Inflammations may also be induced artificially, e.g., in organ
transplants which may ultimately result in rejection of the foreign
organ. Likewise, inflammations may also be caused as a side effect
of certain medications.
[0024] Expression of ACE2 is controlled by various stimuli. It has
now been found that ACE2 is downregulated by the occurrence of
inflammatory cytokines such as TNF-alpha, IFN-gamma or IL-4, which
subsequently leads to various diseases and to an accumulation of
Ang II in the respective compartments and to potentiation of the
immune response that has been initiated. Cytokines serve
essentially for communication among various types of cells of the
immune system. One of the first steps of a nascent inflammation
usually consists of the antigenic substances being taken up by
antigen-presenting cells (APCs) and classified as foreign. In a
further consequence, there is an initial output of inflammatory
cytokines by the respective APCs, which then alarm additional cells
of the immune system. This mechanism is highly regulated and
controlled to initiate an immune response only when it is in fact
justified and to turn it off again when the antigenic substance has
been neutralized. It may nevertheless happen that once this immune
response has been initiated, it gets out of control and turns
against one's own body. The accumulation of Ang II, e.g., in
various diseases of the kidneys, heart and lungs, causes a
progressive inflammation and also an increased infiltration of the
respective tissue by cells of the immune system and subsequently
also a progression of the immune response. However, a key role here
is always taken here by the cellular immune response as a response
to a stimulus, which greatly overfulfills the primary purpose of
neutralizing a foreign substance in a potentiating amplification
cascade and subsequently damages the body.

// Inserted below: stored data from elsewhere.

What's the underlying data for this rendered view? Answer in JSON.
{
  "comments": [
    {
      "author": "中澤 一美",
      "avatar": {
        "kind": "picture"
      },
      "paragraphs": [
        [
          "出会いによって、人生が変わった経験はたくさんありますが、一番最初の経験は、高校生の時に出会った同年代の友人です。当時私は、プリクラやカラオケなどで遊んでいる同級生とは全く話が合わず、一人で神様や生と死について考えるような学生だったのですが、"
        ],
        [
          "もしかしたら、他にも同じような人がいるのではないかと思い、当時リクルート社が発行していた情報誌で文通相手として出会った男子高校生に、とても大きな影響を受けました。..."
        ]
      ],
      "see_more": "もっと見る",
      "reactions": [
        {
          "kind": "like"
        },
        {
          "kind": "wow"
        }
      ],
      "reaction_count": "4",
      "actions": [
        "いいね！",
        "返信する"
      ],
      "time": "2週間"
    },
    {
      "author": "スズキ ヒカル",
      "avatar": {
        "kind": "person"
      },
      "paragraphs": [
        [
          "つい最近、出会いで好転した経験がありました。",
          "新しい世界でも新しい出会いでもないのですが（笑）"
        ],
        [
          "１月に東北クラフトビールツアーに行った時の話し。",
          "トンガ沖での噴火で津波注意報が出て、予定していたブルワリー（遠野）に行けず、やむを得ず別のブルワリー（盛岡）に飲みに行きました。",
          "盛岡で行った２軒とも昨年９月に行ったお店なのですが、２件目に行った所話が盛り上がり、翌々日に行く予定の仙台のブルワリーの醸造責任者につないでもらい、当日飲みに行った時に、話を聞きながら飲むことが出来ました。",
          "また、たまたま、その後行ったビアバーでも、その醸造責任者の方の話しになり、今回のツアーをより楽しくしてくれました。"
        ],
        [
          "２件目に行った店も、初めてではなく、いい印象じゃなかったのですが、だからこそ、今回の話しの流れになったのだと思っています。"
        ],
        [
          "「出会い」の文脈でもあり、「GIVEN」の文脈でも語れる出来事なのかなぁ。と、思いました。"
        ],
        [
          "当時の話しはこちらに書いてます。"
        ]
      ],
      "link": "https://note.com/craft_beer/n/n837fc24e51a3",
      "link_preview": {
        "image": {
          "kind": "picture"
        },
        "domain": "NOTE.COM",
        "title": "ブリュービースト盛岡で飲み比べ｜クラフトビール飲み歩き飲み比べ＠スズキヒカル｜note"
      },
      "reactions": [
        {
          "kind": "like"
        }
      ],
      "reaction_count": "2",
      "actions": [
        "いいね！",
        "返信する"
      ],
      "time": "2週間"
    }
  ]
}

[0025] The first step of the incipient immune response is to send
out inflammatory signals in the form of cytokines. The main
representatives of these include, for example, IL-4, IFN-gamma or
TNF-alpha. Substances which have the property of suppressing or
diminishing this cytokine expression after stimulation of the
immune cell are usable therapeutic agents for attenuating an
overshooting immune response. ACE2 expression drops sharply in the
presence of these inflammatory cytokines on a cellular level,
leading to a potentiation of the inflammation, especially due to an
accumulation of Ang II, due to the decline in Ang 1-7 and due to
the resulting lack of reduction in Ang II neogenesis. The sharp
increase in Ang II concentration as a result promotes further
potentiation of the inflammation due to the strong inflammatory
properties of Ang II, subsequently leading to an even more marked
attenuation of Ang II expression. To break out of this vicious
cycle, according to the present invention, ACE2 is administered
therapeutically and thus an accumulation of Ang II is prevented and
the inflammation is suppressed: ACE2 directly reduces high Ang II
titers, thereby diminishing the continuously exacerbating
inflammation due to Ang II. Ang 1-7 is reformed and also diminishes
the inflammation due to its anti-inflammatory action. In addition,
Ang 1-7 limits the subsequent production of Ang II due to its
property of inhibiting ACE. The subsiding inflammation causes the
secreted cytokines to return to a normal level and causes a
resumption of endogenous ACE2 expression, which then continuously
ensures the degradation of Ang II and the formation of Ang 1-7 and
again leads to a stable functional RAS. In the remaining course, a
self-regulating stable equilibrium of the interacting components of
the RAS is again established. A renewed administration of ACE2 may
thus be omitted entirely if the original stimulus to the immune
system has been neutralized. FIG. 5 shows a schematic diagram of
the mechanisms mentioned above. Administration of ACE2 creates a
way out of the exacerbating inflammation.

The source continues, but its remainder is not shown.